Disposable personal income in the U.S. increased by 12.9% in April, according to the latest report on personal income and outlays from the Bureau of Economic Analysis (BEA). At the same time, personal spending fell by 13.6% and Americans tripled their deposits into personal savings.
The spending drop was much steeper than the 6.9% revised decline in March, which in turn represented the sharpest spending fall since the BEA started tracking this data in 1959. By comparison, the steepest month-to-month personal spending decrease in the subprime mortgage meltdown was a 0.9% fall in September 2009.

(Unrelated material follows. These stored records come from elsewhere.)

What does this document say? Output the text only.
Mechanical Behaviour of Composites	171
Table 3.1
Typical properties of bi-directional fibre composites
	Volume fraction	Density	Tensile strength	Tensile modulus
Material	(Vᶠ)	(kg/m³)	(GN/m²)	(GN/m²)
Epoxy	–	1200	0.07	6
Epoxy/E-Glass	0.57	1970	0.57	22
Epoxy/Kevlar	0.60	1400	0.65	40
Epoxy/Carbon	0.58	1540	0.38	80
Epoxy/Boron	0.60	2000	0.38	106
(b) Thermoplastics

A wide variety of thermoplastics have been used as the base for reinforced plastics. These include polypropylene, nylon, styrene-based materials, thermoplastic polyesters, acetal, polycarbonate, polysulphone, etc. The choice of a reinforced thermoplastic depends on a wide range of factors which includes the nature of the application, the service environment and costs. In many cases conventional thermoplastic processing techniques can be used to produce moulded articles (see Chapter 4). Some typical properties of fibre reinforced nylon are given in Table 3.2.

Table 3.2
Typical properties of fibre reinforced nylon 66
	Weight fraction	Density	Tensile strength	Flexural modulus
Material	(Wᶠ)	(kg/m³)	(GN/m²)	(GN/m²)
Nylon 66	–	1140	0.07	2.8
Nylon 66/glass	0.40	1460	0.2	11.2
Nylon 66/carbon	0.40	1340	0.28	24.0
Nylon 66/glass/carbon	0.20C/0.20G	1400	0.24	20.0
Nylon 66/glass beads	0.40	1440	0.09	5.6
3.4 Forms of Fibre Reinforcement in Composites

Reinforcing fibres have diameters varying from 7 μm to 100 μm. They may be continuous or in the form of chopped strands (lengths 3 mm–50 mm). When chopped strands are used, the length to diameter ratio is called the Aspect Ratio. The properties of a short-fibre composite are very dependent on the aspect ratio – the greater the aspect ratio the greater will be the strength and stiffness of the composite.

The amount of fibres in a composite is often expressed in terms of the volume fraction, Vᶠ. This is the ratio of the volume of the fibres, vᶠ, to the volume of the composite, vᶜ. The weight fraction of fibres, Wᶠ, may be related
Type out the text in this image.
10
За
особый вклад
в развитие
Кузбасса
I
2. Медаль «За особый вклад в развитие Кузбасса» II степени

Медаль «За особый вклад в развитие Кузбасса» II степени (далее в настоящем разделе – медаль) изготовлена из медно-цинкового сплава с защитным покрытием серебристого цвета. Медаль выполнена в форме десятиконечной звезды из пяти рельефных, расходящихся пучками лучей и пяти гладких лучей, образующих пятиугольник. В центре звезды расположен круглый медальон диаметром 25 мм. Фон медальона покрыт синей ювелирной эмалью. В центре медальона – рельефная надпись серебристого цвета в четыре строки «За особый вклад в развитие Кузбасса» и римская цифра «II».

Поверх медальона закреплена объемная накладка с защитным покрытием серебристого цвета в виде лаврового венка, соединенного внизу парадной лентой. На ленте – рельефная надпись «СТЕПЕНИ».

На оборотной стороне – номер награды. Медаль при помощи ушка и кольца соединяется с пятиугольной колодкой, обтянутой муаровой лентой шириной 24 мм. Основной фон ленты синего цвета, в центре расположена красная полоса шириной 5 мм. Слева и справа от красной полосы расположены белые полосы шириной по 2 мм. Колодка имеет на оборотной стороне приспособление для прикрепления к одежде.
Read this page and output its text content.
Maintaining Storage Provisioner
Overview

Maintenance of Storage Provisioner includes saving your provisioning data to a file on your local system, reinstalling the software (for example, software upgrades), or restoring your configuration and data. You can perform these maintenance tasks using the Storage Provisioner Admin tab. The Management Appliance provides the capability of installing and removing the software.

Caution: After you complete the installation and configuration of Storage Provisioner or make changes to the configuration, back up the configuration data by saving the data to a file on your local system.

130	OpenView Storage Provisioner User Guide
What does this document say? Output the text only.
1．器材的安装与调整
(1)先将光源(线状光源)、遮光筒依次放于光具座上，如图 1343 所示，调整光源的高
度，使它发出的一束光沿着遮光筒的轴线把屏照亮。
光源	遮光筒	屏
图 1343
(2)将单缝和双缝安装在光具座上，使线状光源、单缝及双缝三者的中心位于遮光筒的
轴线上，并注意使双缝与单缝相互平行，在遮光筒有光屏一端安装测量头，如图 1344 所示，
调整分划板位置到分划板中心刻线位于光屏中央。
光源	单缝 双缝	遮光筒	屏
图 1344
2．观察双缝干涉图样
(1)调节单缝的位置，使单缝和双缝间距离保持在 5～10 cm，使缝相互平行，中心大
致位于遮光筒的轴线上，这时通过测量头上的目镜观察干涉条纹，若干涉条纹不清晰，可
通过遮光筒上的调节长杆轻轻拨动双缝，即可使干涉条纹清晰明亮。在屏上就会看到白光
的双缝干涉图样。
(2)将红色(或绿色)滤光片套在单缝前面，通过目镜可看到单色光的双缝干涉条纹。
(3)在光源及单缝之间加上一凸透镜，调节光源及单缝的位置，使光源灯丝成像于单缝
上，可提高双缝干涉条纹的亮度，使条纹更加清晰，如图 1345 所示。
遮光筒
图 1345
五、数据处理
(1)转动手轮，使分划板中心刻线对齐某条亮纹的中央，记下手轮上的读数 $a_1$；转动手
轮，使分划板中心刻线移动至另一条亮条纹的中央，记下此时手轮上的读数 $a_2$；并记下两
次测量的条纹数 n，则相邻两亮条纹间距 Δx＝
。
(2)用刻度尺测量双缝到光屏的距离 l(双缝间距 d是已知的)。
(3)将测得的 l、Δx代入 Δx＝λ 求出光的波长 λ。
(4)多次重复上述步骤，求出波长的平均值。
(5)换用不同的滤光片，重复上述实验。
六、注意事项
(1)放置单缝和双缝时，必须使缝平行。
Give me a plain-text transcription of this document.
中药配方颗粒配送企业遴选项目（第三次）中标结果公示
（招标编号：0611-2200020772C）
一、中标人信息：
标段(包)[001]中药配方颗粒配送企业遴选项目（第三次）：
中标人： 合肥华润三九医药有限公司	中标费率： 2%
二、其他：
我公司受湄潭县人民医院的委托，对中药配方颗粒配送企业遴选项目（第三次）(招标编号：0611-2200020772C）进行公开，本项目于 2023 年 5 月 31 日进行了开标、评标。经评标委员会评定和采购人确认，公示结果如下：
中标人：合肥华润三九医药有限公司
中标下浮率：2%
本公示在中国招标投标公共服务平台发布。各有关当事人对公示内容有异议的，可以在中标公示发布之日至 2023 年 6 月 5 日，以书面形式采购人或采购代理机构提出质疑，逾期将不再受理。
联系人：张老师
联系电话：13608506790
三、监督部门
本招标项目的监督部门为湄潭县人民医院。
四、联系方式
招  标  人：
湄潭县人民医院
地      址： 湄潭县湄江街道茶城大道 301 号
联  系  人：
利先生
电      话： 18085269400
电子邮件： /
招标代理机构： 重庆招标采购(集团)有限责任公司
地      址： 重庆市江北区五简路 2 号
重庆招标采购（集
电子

In dollar terms, disposable personal income rose by $2.13 trillion in April while consumption decreased by $1.89 trillion. Savings jumped from $2.1 trillion to $4.0 trillion. Consumers funneled 33% of their disposable income into savings, up from 13% in March.
Coronavirus recovery relief
COVID-19 relief efforts made a significant difference to these figures. The Coronavirus Aid, Relief and Economic Security Act sent out $2.59 trillion of economic impact payments in April, which works out to roughly 14% of total disposable income. Unemployment assistance added up to $430 billion, up from $70 million in March and approximately $26 per month in the period leading up to layoffs and furloughs motivated by the COVID-19 crisis.